Overheidsaanpak laaggeletterdheid
In 2019 zetten de toenmalige ministers van Onderwijs, Cultuur, en Wetenschap (Van Engelshoven) en Volksgezondheid, Welzijn en Sport (De Jonge) met staatssecretarissen Van Ark (Sociale Zaken en Werkgelegenheid) en Knops (Binnenlandse Zaken) in een brief aan de Tweede Kamer de ’aanpak laaggeletterdheid’ uiteen. De Rijksoverheid maakte van 2020 tot 2025 25 miljoen euro extra vrij voor deze aanpak. Gemeenten ontvingen daarnaast ruim 90 miljoen in het kader van de Wet Educatie en Beroepsonderwijs (WEB), te besteden aan opleidingen taal, rekenen en digitale vaardigheden voor volwassenen.
Er kwam ook subsidie voor initiatieven van bijvoorbeeld scholen en werkgevers ter voorkoming en vermindering van laaggeletterdheid, en financiering van organisaties die de taalvaardigheid van volwassenen verbeteren, zoals Stichting Lezen en Schrijven. Deze stichting zet zich landelijk in voor meer bewustwording over beperkte basisvaardigheden onder Nederlandssprekende volwassenen. Bovendien vervult zij een belangrijke rol in advisering van gemeenten en werkgevers, doet zij onderzoek naar nieuwe strategieën om beperkte basisvaardigheden te signaleren en te verhelpen, en lobbyt zij voor beter beleid rondom het verbeteren van de basisvaardigheden van volwassenen.
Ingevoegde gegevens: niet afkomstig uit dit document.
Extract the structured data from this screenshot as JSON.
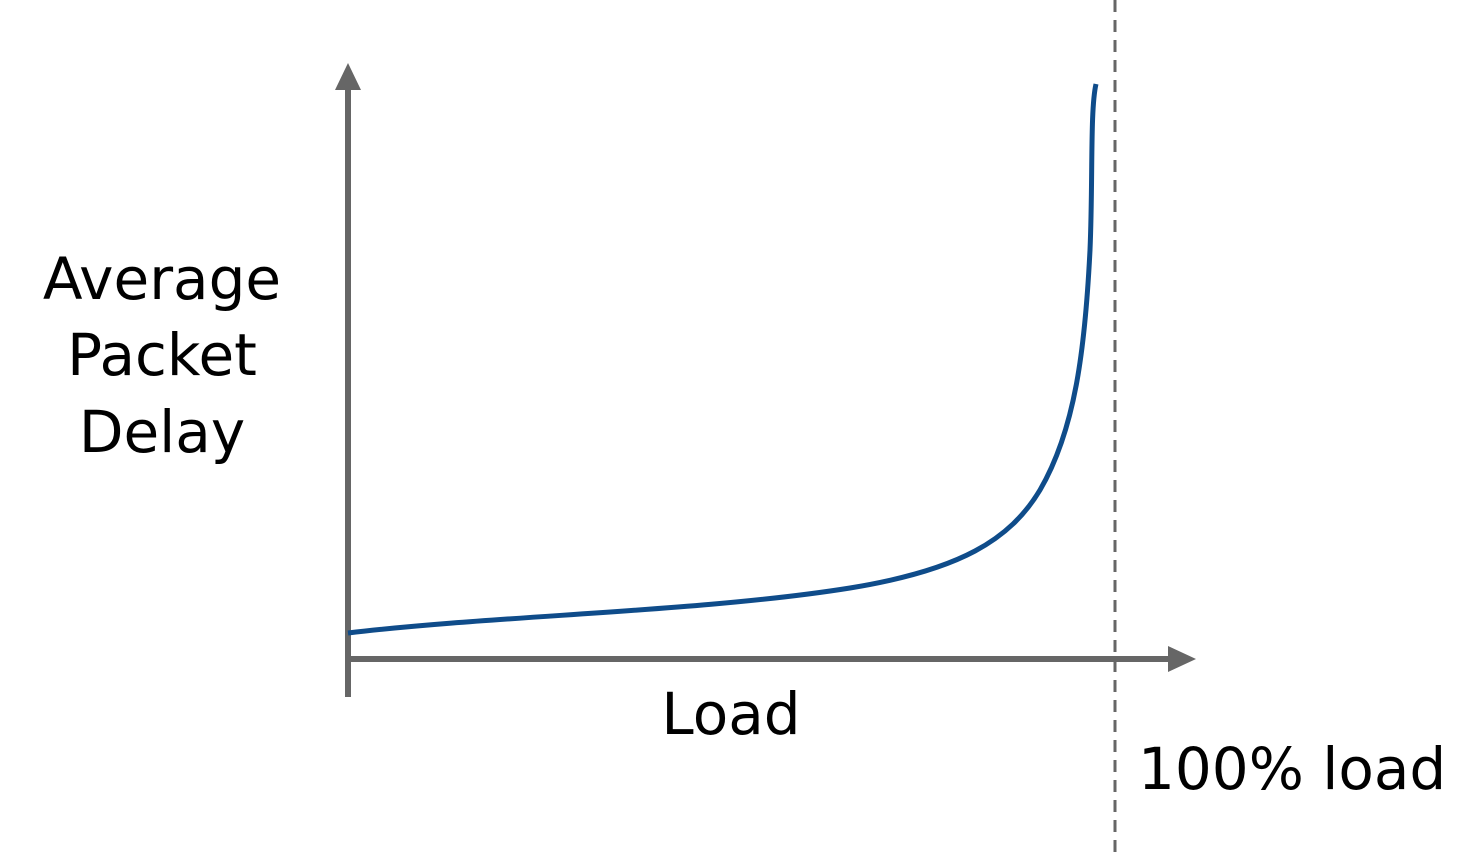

Gemeenten vervullen een essentiële rol bij het verbeteren van de basisvaardigheden van hun volwassen inwoners. Een belangrijke ontwikkeling daarin is de integrale aanpak, stelt Annemijn Poot, adviseur arbeidsmarktregio Groot Amsterdam en expert screening op basisvaardigheden bij Stichting Lezen en Schrijven. In het maatwerktraject integrale aanpak gaat zij met een ambtenaar van de gemeente aan de slag met beleidsstukken en uitvoeringsplannen binnen het sociaal domein. Ze bekijken welke budgetten zijn vrijgemaakt en wat er in verkiezingsprogramma’s staat. Vervolgens bespreken ze doelen: wat wil de gemeente bereiken met de aanpak van laaggeletterdheid? Welke middelen zijn aanwezig, waar zit de meeste aandacht en steun? Dus met welk ander beleidsdomein is samenwerken het meest kansrijk? Denk bijvoorbeeld aan Werk en inkomen, Armoede en schulden of Gezondheid.
Essentieel hierin is het betrekken van alle relevante partners binnen en buiten de gemeente en het verder kijken dan de eigen afdeling. Dit ’ontschotten’ helpt het aanpakken van beperkte basisvaardigheden op verschillende domeinen. En daarin blijken de behoeftes van elke gemeente anders te zijn. Grote steden als Amsterdam hebben vaak al eigen beleid op dit thema ontwikkeld, terwijl kleinere gemeentes dat soms niet hebben en meer moeite hebben met het vinden van voldoende deelnemers voor de cursus basisvaardigheden.
Een ander speerpunt is het signaleren van beperkte basisvaardigheden. Op dit moment wordt dit veel gedaan onder mensen in de bijstand. Zo ook in Amsterdam Zuidoost. In 2021 en 2022 coachte Poot klantbegeleiders van dit stadsdeel in het screenen van de basisvaardigheden van Nederlandssprekende inwoners in de bijstand. De consulenten van het Taalinformatiepunt (TIP), al jaren aanspreekpunt voor de inwoners van deze wijk, waren erbij betrokken, voor het verwijzen naar een passende cursus. Veel inwoners meldden zich toen aan voor een cursus Digitale vaardigheden en/of Lezen en schrijven.
Tegenwoordig wordt er minder gescreend, maar weten (ook Nederlandssprekende) inwoners zelf het Taalinformatiepunt te vinden voor een cursus: door mond-op-mondverhalen van oude en huidige deelnemers. “Dat is ontzettend belangrijk in deze doelgroep. Het normaliseert, geeft mensen het gevoel dat ze niet anders zijn dan anderen.”